Dol boasts some exceptionally old medieval houses along its high street, but the outstanding building in the town is the hulking, defensive 13th-century cathedral. The roots of the bishopric go back to a dynamic 6th-century Welshman named Samson, who, legend has it, rid the local lord’s wife of leprosy and his daughter of demons, for which kind services he was rewarded with land here. Naughty King John of England’s troops burned down the Romanesque cathedral, so a mighty new Gothic one went up – one hideous gargoyle on it is said to resemble the evil monarch. Medieval times and the manner in which Europe’s great cathedrals were constructed are highlighted at the museum, Médiavylis.
An island on dry land
Mont Dol is an extraordinary outcrop of rock, almost resembling another island like that of Mont-Saint-Michel, but this one isolated on the flat coastal plain in front of Dol. Stunning views across northeast Brittany are afforded from its summit 65 metres above sea level and sporty types reach its small plateau by practising their rock climbing. Less strenuously, atop the rock, you can climb the Tour Notre-Dame, signalled by a large statue of the Virgin Mary, for the most stunning views of the patchwork of fields below and the Baie de Mont-Saint-Michel beyond. One of the two windmills on Mont Dol is sometimes open for visits.

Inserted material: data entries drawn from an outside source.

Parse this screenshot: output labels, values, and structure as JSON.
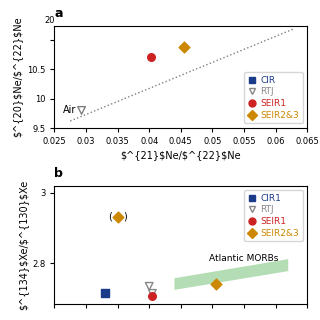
{
  "chart_data": [
    {
      "type": "scatter",
      "title": "a",
      "xlabel": "$^{21}$Ne/$^{22}$Ne",
      "ylabel": "$^{20}$Ne/$^{22}$Ne",
      "xlim": [
        0.025,
        0.065
      ],
      "ylim": [
        9.5,
        11.25
      ],
      "xticks": [
        0.025,
        0.03,
        0.035,
        0.04,
        0.045,
        0.05,
        0.055,
        0.06,
        0.065
      ],
      "yticks": [
        9.5,
        10,
        10.5,
        {
          "value": 11.0,
          "label": ""
        }
      ],
      "legend": "lower right",
      "series": [
        {
          "type": "line",
          "line_style": "dotted",
          "color": "#7f7f7f",
          "x": [
            0.0275,
            0.063
          ],
          "y": [
            9.62,
            11.2
          ]
        },
        {
          "marker": "triangle_open",
          "color": "#7f7f7f",
          "x": [
            0.0293
          ],
          "y": [
            9.8
          ]
        },
        {
          "name": "CIR",
          "color": "#1a3a8a",
          "marker": "square",
          "x": [],
          "y": []
        },
        {
          "name": "RTJ",
          "color": "#888888",
          "marker": "triangle_open",
          "x": [],
          "y": []
        },
        {
          "name": "SEIR1",
          "color": "#cc2222",
          "marker": "circle",
          "x": [
            0.0403
          ],
          "y": [
            10.72
          ]
        },
        {
          "name": "SEIR2&3",
          "color": "#cc8800",
          "marker": "diamond",
          "x": [
            0.0455
          ],
          "y": [
            10.88
          ]
        }
      ],
      "annotations": [
        {
          "text": "Air",
          "x": 0.0293,
          "y": 9.8
        },
        {
          "text": "20"
        }
      ]
    },
    {
      "type": "scatter",
      "title": "b",
      "ylabel": "$^{134}$Xe/$^{130}$Xe",
      "xlim": [
        0.025,
        0.065
      ],
      "ylim": [
        2.685,
        3.02
      ],
      "xticks": [
        0.025,
        0.03,
        0.035,
        0.04,
        0.045,
        0.05,
        0.055,
        0.06,
        0.065
      ],
      "yticks": [
        2.8,
        3
      ],
      "tick_labels": "y",
      "legend": "upper right",
      "series": [
        {
          "type": "area",
          "color": "#2ca02c",
          "x": [
            0.044,
            0.062,
            0.062,
            0.044
          ],
          "y": [
            2.725,
            2.778,
            2.812,
            2.758
          ]
        },
        {
          "name": "CIR1",
          "color": "#1a3a8a",
          "marker": "square",
          "x": [
            0.033
          ],
          "y": [
            2.715
          ]
        },
        {
          "name": "RTJ",
          "color": "#888888",
          "marker": "triangle_open",
          "x": [
            0.04,
            0.0405
          ],
          "y": [
            2.735,
            2.715
          ]
        },
        {
          "name": "SEIR1",
          "color": "#cc2222",
          "marker": "circle",
          "x": [
            0.0405
          ],
          "y": [
            2.708
          ]
        },
        {
          "name": "SEIR2&3",
          "color": "#cc8800",
          "marker": "diamond",
          "x": [
            0.0505,
            0.035
          ],
          "y": [
            2.742,
            2.932
          ]
        }
      ],
      "annotations": [
        {
          "text": "Atlantic MORBs",
          "x": 0.055,
          "y": 2.8
        },
        {
          "text": "(",
          "x": 0.035,
          "y": 2.932
        },
        {
          "text": ")",
          "x": 0.035,
          "y": 2.932
        }
      ]
    }
  ]
}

Between the devil and the deep blue sea
This mount may well have served as a holy spot back in ancient Celtic and Roman times. Dark Ages Breton religious men seem to have enjoyed a quiet break up here and it is said that saints Samson and Magloire stayed atop it a time. Legend has it that St Michael fought Satan here, and beat the beast off, but that the marks of their fierce battle were left in the stone, hence the curious indentations in certain rocks.